NKI Backend¶
trnfft auto-detects Trainium hardware and dispatches to optimized NKI kernels when available.
Backend control¶
import trnfft
trnfft.HAS_NKI # True if neuronxcc is installed
trnfft.get_backend() # Current setting: "auto", "pytorch", or "nki"
trnfft.set_backend("auto") # NKI if available, else PyTorch (default)
trnfft.set_backend("pytorch") # Force PyTorch (any device)

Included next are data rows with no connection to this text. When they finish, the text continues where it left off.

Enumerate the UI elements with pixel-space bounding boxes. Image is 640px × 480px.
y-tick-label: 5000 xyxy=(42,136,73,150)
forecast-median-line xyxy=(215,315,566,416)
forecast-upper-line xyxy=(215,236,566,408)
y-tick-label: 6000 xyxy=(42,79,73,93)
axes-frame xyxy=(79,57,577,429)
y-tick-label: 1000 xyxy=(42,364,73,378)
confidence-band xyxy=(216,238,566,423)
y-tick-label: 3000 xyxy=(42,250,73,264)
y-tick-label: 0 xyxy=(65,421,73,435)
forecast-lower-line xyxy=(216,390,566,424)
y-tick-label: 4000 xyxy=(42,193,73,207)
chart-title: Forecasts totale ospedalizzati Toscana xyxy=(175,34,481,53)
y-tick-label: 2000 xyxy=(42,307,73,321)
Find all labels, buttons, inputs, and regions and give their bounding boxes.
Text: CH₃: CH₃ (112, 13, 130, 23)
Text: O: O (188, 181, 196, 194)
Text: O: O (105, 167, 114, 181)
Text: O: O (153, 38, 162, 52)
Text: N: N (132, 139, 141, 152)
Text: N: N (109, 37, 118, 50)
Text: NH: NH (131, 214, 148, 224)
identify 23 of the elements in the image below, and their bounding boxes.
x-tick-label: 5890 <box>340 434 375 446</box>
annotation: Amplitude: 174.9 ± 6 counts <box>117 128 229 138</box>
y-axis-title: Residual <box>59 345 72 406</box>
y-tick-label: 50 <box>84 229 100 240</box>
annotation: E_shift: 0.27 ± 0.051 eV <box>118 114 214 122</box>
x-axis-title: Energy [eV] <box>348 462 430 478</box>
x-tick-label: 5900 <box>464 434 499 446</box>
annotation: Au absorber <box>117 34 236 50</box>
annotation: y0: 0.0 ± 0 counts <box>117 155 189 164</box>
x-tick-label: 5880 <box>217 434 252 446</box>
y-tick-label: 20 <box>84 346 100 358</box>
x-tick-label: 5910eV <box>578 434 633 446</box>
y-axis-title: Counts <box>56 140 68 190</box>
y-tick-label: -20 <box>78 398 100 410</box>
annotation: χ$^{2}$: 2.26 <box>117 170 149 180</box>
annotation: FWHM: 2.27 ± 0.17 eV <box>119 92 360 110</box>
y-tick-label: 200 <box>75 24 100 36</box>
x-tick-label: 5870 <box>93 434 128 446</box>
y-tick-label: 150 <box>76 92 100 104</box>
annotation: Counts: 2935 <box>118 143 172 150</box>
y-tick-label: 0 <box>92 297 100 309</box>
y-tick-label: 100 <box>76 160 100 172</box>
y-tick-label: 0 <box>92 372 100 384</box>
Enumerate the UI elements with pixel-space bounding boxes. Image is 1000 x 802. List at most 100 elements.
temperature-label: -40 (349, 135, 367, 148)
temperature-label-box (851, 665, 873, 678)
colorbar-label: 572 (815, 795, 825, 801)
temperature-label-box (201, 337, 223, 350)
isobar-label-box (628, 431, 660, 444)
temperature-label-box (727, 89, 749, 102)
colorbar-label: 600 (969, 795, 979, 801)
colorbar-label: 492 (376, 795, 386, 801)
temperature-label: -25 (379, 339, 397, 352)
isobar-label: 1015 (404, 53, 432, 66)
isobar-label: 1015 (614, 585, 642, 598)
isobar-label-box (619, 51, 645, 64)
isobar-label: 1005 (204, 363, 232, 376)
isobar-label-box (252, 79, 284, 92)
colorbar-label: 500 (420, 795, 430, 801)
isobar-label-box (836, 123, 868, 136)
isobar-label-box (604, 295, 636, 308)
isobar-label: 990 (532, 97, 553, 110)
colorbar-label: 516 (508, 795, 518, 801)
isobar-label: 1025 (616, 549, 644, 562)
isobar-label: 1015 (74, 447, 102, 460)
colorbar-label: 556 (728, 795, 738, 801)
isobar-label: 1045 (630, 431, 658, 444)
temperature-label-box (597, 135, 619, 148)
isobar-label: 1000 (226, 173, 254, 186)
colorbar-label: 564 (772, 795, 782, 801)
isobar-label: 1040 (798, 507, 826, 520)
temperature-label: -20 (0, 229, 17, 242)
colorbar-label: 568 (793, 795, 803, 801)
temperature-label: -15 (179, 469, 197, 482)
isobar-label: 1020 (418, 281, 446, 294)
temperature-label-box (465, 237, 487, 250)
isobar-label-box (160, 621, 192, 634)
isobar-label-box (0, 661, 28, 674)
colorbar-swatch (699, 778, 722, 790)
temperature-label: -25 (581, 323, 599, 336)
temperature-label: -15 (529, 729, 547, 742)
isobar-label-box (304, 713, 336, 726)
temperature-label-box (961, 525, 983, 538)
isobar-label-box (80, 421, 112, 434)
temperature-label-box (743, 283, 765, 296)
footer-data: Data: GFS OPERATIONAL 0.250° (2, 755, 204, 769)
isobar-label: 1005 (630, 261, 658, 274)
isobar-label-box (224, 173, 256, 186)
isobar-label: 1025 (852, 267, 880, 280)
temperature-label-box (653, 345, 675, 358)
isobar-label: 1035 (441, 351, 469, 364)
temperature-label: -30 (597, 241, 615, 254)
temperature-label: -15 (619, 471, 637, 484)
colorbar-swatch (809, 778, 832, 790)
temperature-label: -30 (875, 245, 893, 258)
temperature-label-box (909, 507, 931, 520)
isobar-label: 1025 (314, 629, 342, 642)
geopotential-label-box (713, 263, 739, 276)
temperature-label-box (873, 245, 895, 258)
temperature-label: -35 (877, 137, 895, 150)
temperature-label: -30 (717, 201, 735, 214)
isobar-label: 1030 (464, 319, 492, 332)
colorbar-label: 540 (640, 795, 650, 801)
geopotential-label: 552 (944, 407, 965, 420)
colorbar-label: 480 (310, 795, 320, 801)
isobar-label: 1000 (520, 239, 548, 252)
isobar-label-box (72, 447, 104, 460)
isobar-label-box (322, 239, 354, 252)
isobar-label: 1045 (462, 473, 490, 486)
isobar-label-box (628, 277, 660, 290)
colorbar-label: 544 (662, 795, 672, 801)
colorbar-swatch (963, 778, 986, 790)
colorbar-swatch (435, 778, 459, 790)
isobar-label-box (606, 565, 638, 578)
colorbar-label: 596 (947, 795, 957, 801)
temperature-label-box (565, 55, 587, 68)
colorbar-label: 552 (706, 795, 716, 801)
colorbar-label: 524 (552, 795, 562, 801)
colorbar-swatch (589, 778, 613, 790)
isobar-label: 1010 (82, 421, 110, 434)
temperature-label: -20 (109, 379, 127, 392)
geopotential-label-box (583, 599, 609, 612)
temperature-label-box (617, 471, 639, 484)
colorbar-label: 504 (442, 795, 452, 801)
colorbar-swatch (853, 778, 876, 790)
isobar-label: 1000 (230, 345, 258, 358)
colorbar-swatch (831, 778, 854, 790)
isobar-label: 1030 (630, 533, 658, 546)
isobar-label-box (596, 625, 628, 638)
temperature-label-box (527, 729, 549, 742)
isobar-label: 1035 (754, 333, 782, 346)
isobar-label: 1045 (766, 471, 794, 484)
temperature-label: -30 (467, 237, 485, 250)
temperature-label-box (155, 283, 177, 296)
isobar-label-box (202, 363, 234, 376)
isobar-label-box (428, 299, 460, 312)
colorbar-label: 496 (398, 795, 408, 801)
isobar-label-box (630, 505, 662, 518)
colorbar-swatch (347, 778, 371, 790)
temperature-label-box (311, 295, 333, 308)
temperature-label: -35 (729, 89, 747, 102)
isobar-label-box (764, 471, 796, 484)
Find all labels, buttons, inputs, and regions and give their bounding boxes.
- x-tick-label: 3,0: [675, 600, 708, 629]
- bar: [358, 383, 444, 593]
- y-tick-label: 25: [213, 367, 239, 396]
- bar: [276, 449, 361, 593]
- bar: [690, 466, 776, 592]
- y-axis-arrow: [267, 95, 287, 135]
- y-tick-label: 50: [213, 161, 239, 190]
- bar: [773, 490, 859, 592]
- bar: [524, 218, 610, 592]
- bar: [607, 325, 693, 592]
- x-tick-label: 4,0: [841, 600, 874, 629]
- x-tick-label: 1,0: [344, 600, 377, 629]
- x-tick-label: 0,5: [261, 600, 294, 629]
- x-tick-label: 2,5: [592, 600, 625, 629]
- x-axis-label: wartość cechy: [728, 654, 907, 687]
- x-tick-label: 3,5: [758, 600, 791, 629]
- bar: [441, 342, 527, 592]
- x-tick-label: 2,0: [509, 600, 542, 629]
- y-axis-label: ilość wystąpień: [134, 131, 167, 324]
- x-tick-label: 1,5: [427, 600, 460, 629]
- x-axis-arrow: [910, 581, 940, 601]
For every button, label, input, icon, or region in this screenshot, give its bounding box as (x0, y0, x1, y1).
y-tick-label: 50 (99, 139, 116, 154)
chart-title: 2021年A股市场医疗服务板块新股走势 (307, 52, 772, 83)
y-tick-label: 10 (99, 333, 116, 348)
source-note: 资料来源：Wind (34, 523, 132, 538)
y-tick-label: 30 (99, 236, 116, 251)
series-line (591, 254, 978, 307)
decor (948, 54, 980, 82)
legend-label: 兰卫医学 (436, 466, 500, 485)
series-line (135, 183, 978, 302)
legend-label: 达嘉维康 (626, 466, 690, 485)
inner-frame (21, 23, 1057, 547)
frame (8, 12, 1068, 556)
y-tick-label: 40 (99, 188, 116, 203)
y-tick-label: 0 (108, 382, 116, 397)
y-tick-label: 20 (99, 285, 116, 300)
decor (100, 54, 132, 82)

trnfft.set_backend("nki") # Force NKI (fails if not on Trainium)
NKI kernels¶
Complex GEMM¶
Stationary tile reuse on the Tensor Engine systolic array:
- Phase 1: A_real stationary, stream B_real and B_imag
- Phase 2: A_imag stationary, stream -B_imag and B_real
- 4 SBUF loads instead of 8 (50% fewer HBM transfers)
Fused complex multiply¶
Element-wise (a+bi)(c+di) in a single kernel invocation. Loads all 4 inputs in one pass, computes ac-bd and ad+bc in SBUF, writes 2 outputs. Replaces 6 separate HBM round-trips.
Butterfly FFT¶
Each Cooley-Tukey butterfly stage dispatches to an NKI kernel that processes all butterflies using the Vector Engine. Twiddle factors are preloaded to SBUF and reused across the batch dimension.
Architecture¶
+------------------+------------------------+
| PyTorch ops | NKI kernels |
| (any device) | (Trainium only) |
| torch.matmul | nisa.nc_matmul |
| element-wise | Tensor Engine |
| | Vector Engine |
| | SBUF <-> PSUM pipeline |
+------------------+------------------------+